To those who don’t remember Allison Harvard, she was in Cycle 12 and now competing once again in Cycle 17. She rocks.
Sorry for the delay in posts the past few days. Work has been a little hectic and hasn’t given me a lot of opportunities to update the blogeroo since last Sunday. Anyway, I’m back with more “Modelland”!
The last time we were in Metopia, we were introduced not just to its geography but to Tookie’s weird friend Lizzie, who has a penchant for disappearing for months on end and cutting herself with sharp rocks. Also, the deliciously named Zarpessa Zarionneaux is a dumpster diving liar.
Chapter three is actually titled “Da-tahhhh!” I AM EXCITE.
Did I forget to mention that the voice of Andre Leon Talley has an italicized mini-prologue before the start of every chapter? Kinda like the historical entires before each chapter of Frank Herbert’s “Dune”, only gayer. The mini-prologue for this chapter is a lesson for every aspiring writer out there.
“Ah, the De La Creme residence! A splendiferous, luxurious palazzo of a dwelling with a marble facade, grand archways and columns, wrought-iron balconies at its second-floor bedrooms, and a fountain in the center of the yard, complete with nude male statue with rippling musculature.”
Okay, first off? There is now no way in hell that you can convince me that it is not Andre Leon Talley narrating this shiznit. Second? Perhaps this is the shared abode of Mr. Jay and Ms. Jay, with ALT presiding as Grand Poobah.
A few paragraphs down, Tyra tells us that there is something wrong with the De La Cremes in the least subtle way possible.
“Is that…a crack? And there, next to the crack, that silvery mass crisscrossed on the stucco — that can’t possibly be duct tape? Watch your head! Did a chink of slate just fall off the roof?”
In the best of all possible worlds, Tyra Banks will realize that the best writing shows and does not tell. But then again, this is a woman not particularly known for being subtle.
See what I mean?
The situation is the same inside the De La Creme house, where everything seems to be held together by “duct tape, electrical tape, caulk, industrial strength glue, and other binding agents”.
In the midst of all this is, I shit you not, is Mrs. Creamy De La Creme, Tookie’s slightly off-kilter mother who seems to be suffering from an OCD, prone to throwing away fresh produce if they’re not to her liking. Bananas, for instance, must be the right shade of green. A little speck of brown consigns it to the bin.

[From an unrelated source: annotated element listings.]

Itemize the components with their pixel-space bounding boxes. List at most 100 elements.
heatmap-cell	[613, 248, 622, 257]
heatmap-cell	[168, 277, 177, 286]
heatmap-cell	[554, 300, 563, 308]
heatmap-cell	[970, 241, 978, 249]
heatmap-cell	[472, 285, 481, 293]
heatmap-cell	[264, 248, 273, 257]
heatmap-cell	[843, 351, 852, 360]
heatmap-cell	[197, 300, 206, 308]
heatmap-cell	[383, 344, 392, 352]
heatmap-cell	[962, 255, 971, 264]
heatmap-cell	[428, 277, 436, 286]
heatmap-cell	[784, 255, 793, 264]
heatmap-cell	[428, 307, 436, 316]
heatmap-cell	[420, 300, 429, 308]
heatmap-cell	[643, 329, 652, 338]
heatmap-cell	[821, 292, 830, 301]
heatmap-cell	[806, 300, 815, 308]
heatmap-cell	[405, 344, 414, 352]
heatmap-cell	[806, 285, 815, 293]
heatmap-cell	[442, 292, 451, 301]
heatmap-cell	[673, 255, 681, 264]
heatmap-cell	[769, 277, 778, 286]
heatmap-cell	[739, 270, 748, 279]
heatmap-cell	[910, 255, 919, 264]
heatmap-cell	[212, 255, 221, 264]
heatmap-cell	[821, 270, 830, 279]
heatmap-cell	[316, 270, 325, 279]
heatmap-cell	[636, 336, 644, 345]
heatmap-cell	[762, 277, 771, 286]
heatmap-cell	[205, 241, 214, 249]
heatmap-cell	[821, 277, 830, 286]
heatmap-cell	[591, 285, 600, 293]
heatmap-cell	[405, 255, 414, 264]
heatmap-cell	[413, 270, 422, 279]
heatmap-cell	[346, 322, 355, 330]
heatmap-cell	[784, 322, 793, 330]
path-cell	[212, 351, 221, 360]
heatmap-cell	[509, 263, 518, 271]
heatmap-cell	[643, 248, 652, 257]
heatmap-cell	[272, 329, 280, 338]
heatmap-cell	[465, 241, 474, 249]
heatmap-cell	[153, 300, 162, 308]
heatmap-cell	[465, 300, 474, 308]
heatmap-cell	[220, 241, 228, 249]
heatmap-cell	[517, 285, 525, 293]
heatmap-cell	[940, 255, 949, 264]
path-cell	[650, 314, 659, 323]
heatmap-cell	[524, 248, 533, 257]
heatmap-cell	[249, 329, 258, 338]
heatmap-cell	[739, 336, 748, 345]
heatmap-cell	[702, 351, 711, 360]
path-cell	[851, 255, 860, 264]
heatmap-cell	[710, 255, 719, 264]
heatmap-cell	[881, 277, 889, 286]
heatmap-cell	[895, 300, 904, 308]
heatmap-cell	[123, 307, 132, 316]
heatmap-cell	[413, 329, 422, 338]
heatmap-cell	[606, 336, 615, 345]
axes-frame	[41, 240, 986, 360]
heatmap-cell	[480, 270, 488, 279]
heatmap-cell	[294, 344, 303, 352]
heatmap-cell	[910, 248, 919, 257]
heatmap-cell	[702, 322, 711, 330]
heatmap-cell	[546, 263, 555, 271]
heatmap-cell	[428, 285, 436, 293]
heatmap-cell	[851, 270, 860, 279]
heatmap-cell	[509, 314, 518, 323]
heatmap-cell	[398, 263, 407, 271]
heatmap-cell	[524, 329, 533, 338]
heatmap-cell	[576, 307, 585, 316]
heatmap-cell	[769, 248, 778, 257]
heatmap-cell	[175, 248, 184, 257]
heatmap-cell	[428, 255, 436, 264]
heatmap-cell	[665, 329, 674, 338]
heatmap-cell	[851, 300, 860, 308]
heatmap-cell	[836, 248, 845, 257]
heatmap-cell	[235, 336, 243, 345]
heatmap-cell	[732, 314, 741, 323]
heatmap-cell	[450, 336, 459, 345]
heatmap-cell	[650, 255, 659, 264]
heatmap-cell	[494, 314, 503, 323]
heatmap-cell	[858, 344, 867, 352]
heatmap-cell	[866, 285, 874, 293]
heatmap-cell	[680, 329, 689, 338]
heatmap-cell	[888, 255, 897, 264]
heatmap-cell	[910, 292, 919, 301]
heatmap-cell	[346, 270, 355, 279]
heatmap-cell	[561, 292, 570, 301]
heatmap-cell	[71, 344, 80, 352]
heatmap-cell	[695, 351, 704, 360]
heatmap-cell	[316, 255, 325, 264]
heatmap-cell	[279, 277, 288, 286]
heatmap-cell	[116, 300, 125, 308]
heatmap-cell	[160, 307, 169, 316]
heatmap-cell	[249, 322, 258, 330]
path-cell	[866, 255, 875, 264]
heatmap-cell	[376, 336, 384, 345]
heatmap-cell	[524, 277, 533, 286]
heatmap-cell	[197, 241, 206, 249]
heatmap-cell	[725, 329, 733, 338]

At one point in the narrative, Tyra writes down this sentence —
“Her gaze fluttered to Tookie. For a moment, she looked through her daughter the same way everyone at school did. Then she blinked, bringing Tookie into focus.”
— and dear lord it’s actually not bad! More of this Tyra! More of this!
Of course, Tyra has to ruin all of that goodwill by introducing us to The Myrracle and her friend, Brian.
” They jumped and spread their feet out, arched their heads back, rolled up through their torsos, and pointed at Tookie and Mrs. De La Creme. Every limb on Myrracle’s body, every joint, moved gracefully and fluidly and with the utmost confidence.
With a couple more hip rolls and knee dips, Myrracle and Brian slid to the floor with their arms spread out as Myrracle exclaimed, ‘Da-tahhhh!'”
Great Gandalf’s gherkin, what in the world was that?
Myrracle says she just wants to dance, perhaps even more so than becoming an Intoxibella like Ci~L, but of course Creamy De La Creme is having none of it. Then again, if I pleaded my case the same way Myrracle does, a “no” from my mom would be the least of my worries.
“What I have to do first to prepare is to get my dancing to perfect-ness. That way, I can pose the best of the rest in a vest and pass the test and be the guest and walk with zest unlest they want me to walk from the east to the west and…”
Two words for you, Myrracle: I detest.
At least one person is supporting Myrracle in the form of Mr. De La Creme — who used to be an acrobat called The Incredible Chris-Creme-Crobat. Mr. De La Creme wears unitards in the house and has a glass eye. I cannot even.
Anyway, the disagreement between Mr. and Mrs. De La Creme
the leading drag king and drag queen act in all of Metopia results with Tookie having to make tea for her mercurial mother, and wonder of wonders, a SMIZE drops right into Tookie’s thin fingers.